Os motoristas de matérias perigosas, reunidos neste sábado em plenários, confirmaram a greve que começa nesta segunda-feira e que irá decorrer por tempo indeterminado. O governo já admitiu que pode vir a tomar mais medidas caso os requisitos mínimos fixados não sejam cumpridos.

O país está em alerta até ao dia 21 de agosto, devido à situação de crise energética provocada por esta paralisação, que acontece depois de os sindicatos e a associação patronal não terem chegado a acordo.

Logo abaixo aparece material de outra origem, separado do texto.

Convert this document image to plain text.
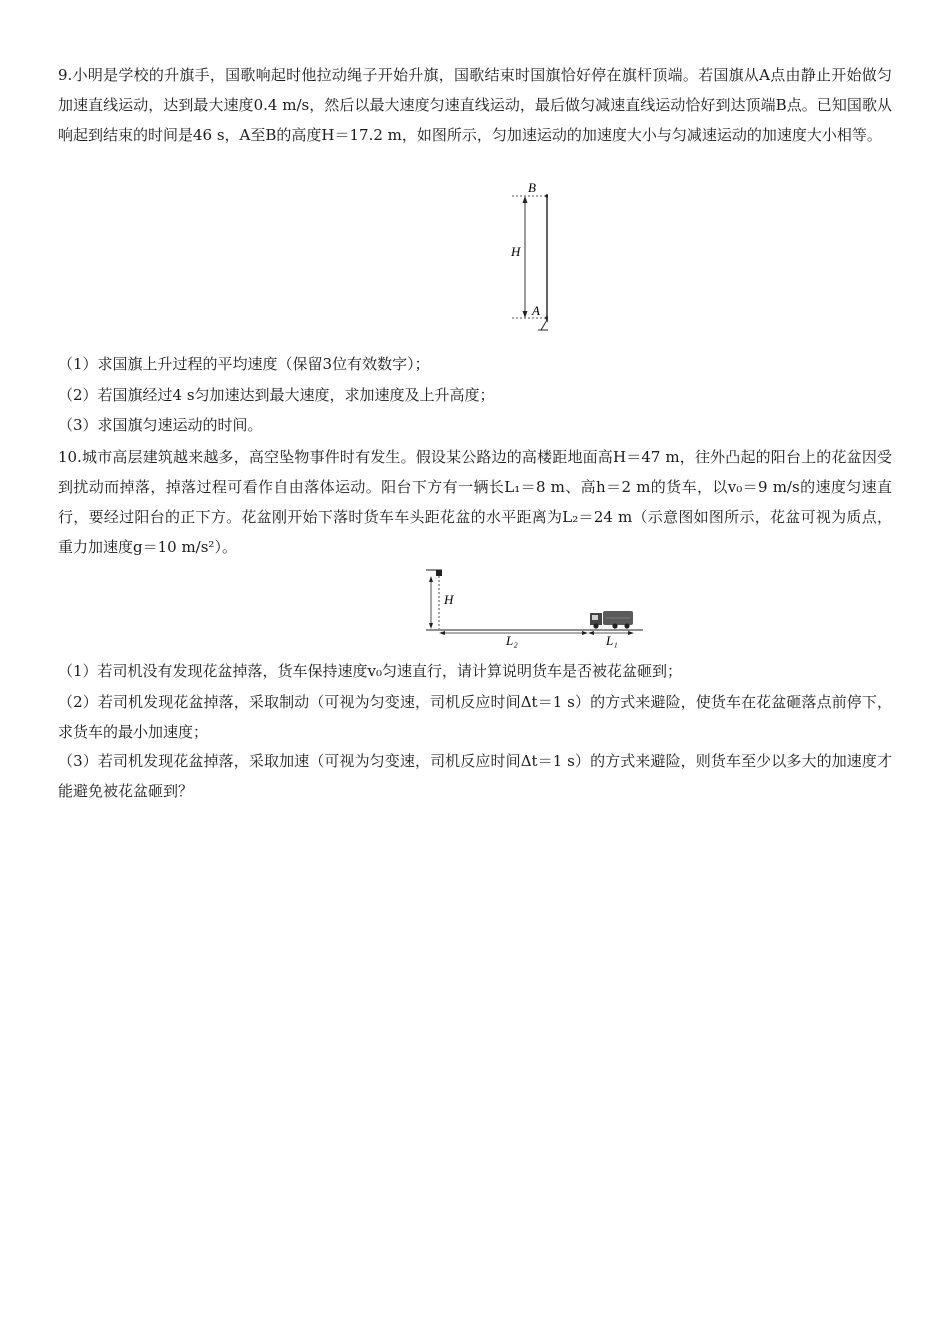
9.小明是学校的升旗手，国歌响起时他拉动绳子开始升旗，国歌结束时国旗恰好停在旗杆顶端。若国旗从A点由静止开始做匀加速直线运动，达到最大速度0.4 m/s，然后以最大速度匀速直线运动，最后做匀减速直线运动恰好到达顶端B点。已知国歌从响起到结束的时间是46 s，A至B的高度H＝17.2 m，如图所示，匀加速运动的加速度大小与匀减速运动的加速度大小相等。

B
H
A

（1）求国旗上升过程的平均速度（保留3位有效数字）；

（2）若国旗经过4 s匀加速达到最大速度，求加速度及上升高度；

（3）求国旗匀速运动的时间。

10.城市高层建筑越来越多，高空坠物事件时有发生。假设某公路边的高楼距地面高H＝47 m，往外凸起的阳台上的花盆因受到扰动而掉落，掉落过程可看作自由落体运动。阳台下方有一辆长L₁＝8 m、高h＝2 m的货车，以v₀＝9 m/s的速度匀速直行，要经过阳台的正下方。花盆刚开始下落时货车车头距花盆的水平距离为L₂＝24 m（示意图如图所示，花盆可视为质点，重力加速度g＝10 m/s²）。

H
L₂	L₁

（1）若司机没有发现花盆掉落，货车保持速度v₀匀速直行，请计算说明货车是否被花盆砸到；

（2）若司机发现花盆掉落，采取制动（可视为匀变速，司机反应时间Δt＝1 s）的方式来避险，使货车在花盆砸落点前停下，求货车的最小加速度；

（3）若司机发现花盆掉落，采取加速（可视为匀变速，司机反应时间Δt＝1 s）的方式来避险，则货车至少以多大的加速度才能避免被花盆砸到？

Foi criada uma rede de emergência com mais de 300 postos de combustível e foram fixados serviços mínimos obrigatórios.

Os sindicatos acusam a associação que representa as empresas do setor, a Antram, de estar a tentar impedir os trabalhadores de cumprirem os serviços mínimos. "Isto está feito para acusar os sindicatos de não estarem a cumprir os requisitos mínimos, mas nós vamos cumprir os requisitos mínimos", disse ontem Pedro Pardal Henriques, representante do Sindicato Nacional de Motoristas de Matérias Perigosas (SNMMP). Explicou que o cumprimento dos serviços mínimos está dependente do envio de escalas aos sindicatos por parte da Antram, o que não foi feito.

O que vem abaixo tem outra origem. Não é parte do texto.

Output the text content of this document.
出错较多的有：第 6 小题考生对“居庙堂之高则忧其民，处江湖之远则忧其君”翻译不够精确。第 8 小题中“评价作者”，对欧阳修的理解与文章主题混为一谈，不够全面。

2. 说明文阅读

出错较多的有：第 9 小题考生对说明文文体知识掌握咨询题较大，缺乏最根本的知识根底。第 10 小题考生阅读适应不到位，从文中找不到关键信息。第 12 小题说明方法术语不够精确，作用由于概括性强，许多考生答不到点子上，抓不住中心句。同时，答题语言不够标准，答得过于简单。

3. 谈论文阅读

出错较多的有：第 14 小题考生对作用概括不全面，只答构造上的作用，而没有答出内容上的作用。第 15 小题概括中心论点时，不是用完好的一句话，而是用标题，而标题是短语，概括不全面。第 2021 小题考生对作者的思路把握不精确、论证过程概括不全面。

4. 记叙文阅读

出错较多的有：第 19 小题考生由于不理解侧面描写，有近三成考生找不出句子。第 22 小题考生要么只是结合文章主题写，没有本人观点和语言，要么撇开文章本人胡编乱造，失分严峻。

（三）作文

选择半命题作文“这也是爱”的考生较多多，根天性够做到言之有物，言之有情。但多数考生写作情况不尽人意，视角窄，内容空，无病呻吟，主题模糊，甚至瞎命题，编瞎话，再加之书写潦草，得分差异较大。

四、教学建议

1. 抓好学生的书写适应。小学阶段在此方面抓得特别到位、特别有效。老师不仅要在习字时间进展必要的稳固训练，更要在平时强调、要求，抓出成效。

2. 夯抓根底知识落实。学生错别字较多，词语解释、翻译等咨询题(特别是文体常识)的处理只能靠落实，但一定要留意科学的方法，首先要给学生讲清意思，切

O governo afastou ontem mais medidas preventivas para a greve dos motoristas mas avisou que estas serão acionadas se houver risco de não cumprimento dos serviços mínimos decretados, e que vão até 100% nos casos da rede de emergência, de serviços prioritários, de instalações militares ou de infraestruturas-chave.

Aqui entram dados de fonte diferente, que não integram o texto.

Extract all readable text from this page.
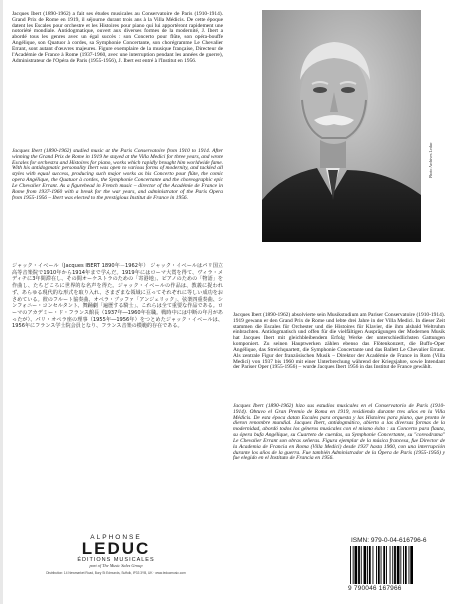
Jacques Ibert (1890-1962) a fait ses études musicales au Conservatoire de Paris (1910-1914). Grand Prix de Rome en 1919, il séjourne durant trois ans à la Villa Médicis. De cette époque datent les Escales pour orchestre et les Histoires pour piano qui lui apportèront rapidement une notoriété mondiale. Antidogmatique, ouvert aux diverses formes de la modernité, J. Ibert a abordé tous les genres avec un égal succès : son Concerto pour flûte, son opéra-bouffe Angélique, son Quatuor à cordes, sa Symphonie Concertante, son chorégramme Le Chevalier Errant, sont autant d'œuvres majeures. Figure exemplaire de la musique française, Directeur de l'Académie de France à Rome (1937-1960, avec une interruption pendant les années de guerre), Administrateur de l'Opéra de Paris (1955-1956), J. Ibert est entré à l'Institut en 1956.

Jacques Ibert (1890-1962) studied music at the Paris Conservatoire from 1910 to 1914. After winning the Grand Prix de Rome in 1919 he stayed at the Villa Medici for three years, and wrote Escales for orchestra and Histoires for piano, works which rapidly brought him worldwide fame. With his antidogmatic personality Ibert was open to various forms of modernity, and tackled all styles with equal success, producing such major works as his Concerto pour flûte, the comic opera Angélique, the Quatuor à cordes, the Symphonie Concertante and the choreographic epic Le Chevalier Errant. As a figurehead in French music – director of the Académie de France in Rome from 1937-1960 with a break for the war years, and administrator of the Paris Opera from 1955-1956 – Ibert was elected to the prestigious Institut de France in 1956.

ジャック・イベール（Jacques IBERT 1890年－1962年） ジャック・イベールはパリ国立高等音楽院で1910年から1914年まで学んだ。1919年にはローマ大賞を得て、ヴィラ・メディチに3年間滞在し、その間オーケストラのための「寄港地」、ピアノのための「物語」を作曲し、たちどころに世界的な名声を得た。ジャック・イベールの作品は、教義に捉われず、あらゆる現代的な形式を取り入れ、さまざまな領域に亘ってそれぞれに等しい成功をおさめている。彼のフルート協奏曲、オペラ・ブッファ「アンジェリック」、弦楽四重奏曲、シンフォニー・コンセルタント、舞踊劇「遍歴する騎士」、これらは全て重要な作品である。ローマのアカデミー・ド・フランス館長（1937年―1960年在職。戦時中には中断の年月があったが）、パリ・オペラ座の理事（1955年―1956年）をつとめたジャック・イベールは、1956年にフランス学士院会員となり、フランス音楽の模範的存在である。

Photo Archives Leduc

Jacques Ibert (1890-1962) absolvierte sein Musikstudium am Pariser Conservatoire (1910-1914). 1919 gewann er den Grand Prix de Rome und lebte drei Jahre in der Villa Medici. In dieser Zeit stammen die Escales für Orchester und die Histoires für Klavier, die ihm alsbald Weltruhm einbrachten. Antidogmatisch und offen für die vielfältigen Ausprägungen der Modernen Musik hat Jacques Ibert mit gleichbleibendem Erfolg Werke der unterschiedlichsten Gattungen komponiert. Zu seinen Hauptwerken zählen ebenso das Flötenkonzert, die Buffo-Oper Angélique, das Streichquartett, die Symphonie Concertante und das Ballett Le Chevalier Errant. Als zentrale Figur der französischen Musik – Direktor der Académie de France in Rom (Villa Medici) von 1937 bis 1960 mit einer Unterbrechung während der Kriegsjahre, sowie Intendant der Pariser Oper (1955-1956) – wurde Jacques Ibert 1956 in das Institut de France gewählt.

Jacques Ibert (1890-1962) hizo sus estudios musicales en el Conservatorio de París (1910-1914). Obtuvo el Gran Premio de Roma en 1919, residiendo durante tres años en la Villa Médicis. De esta época datan Escales para orquesta y las Histoires para piano, que pronto le dieron renombre mundial. Jacques Ibert, antidogmático, abierto a las diversas formas de la modernidad, abordó todos los géneros musicales con el mismo éxito : su Concerto para flauta, su ópera bufa Angélique, su Cuarteto de cuerdas, su Symphonie Concertante, su "coreodrama" Le Chevalier Errant son obras señeras. Figura ejemplar de la música francesa, fue Director de la Academia de Francia en Roma (Villa Medici) desde 1937 hasta 1960, con una interrupción durante los años de la guerra. Fue también Administrador de la Ópera de París (1955-1956) y fue elegido en el Instituto de Francia en 1956.

ALPHONSE
LEDUC
ÉDITIONS MUSICALES
part of The Music Sales Group
Distribution: 14 Newmarket Road, Bury St Edmunds, Suffolk, IP33 3YB, UK · www.leducmusic.com
ISMN: 979-0-04-616796-6
9 790046 167966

"Não daremos passos que agravem o conflito, mas também não deixaremos de dar os passos necessários para evitar que o conflito tenha consequências inaceitáveis para a vida e para o dia-a-dia dos portugueses e da nossa economia", afirmou o primeiro-ministro após reunião do gabinete de crise, em São Bento.

Segundo o líder do governo, a requisição civil poderá ser adotada, tal como prevê a lei, "se não forem cumpridos os serviços mínimos ou houver riscos sérios do seu incumprimento".

E, nesse caso, o governo garante que agirá imediatamente. "Na reunião, pudemos verificar e avaliar quais são as condições que estão asseguradas para que, em caso de necessidade de requisição civil, essa possa operar desde o primeiro minuto", afirmou Costa.

Para esta greve, o governo impôs serviços mínimos entre 50% e 100% e chamou forças de segurança e militares a assegurar transporte e ações de carga e descarga, o que provocou fortes críticas dos sindicatos, que no entanto asseguraram ontem que pretendem garantir as obrigações decretadas.

Sobre eventuais limitações ao direito à greve pelo grupo de trabalhadores, Costa defendeu que "num regime democrático não há direitos absolutos".

Impacto eleitoral

O primeiro-ministro rejeitou ainda qualquer cálculo eleitoral na atuação perante o cenário de greve que, à semelhança de abril, e caso se confirme, deverá limitar o abastecimento nas bombas do país - ontem, na antevéspera, 10% dos postos não tinham já qualquer combustível.

"Exerceremos as nossas funções qualquer que seja o custo eleitoral que isso possa ter", afirmou o primeiro-ministro. "Não podemos ter considerações eleitorais quando está em causa a segurança das pessoas, a normalidade do funcionamento do país, a tranquilidade dos cidadãos e o funcionamento da nossa economia".

A paralisação, com início às 00.00 de segunda-feira, foi convocada pelo SNMMP e pelo Sindicato Independentes dos Motoristas de Mercadorias (SIMM), aos quais se associa ainda o Sindicato dos Trabalhadores de Transportes Rodoviários e Urbanos do Norte. O objetivo é o de garantir a trajetória de valorização salarial negociada em maio com a Antram para o período posterior a 2020.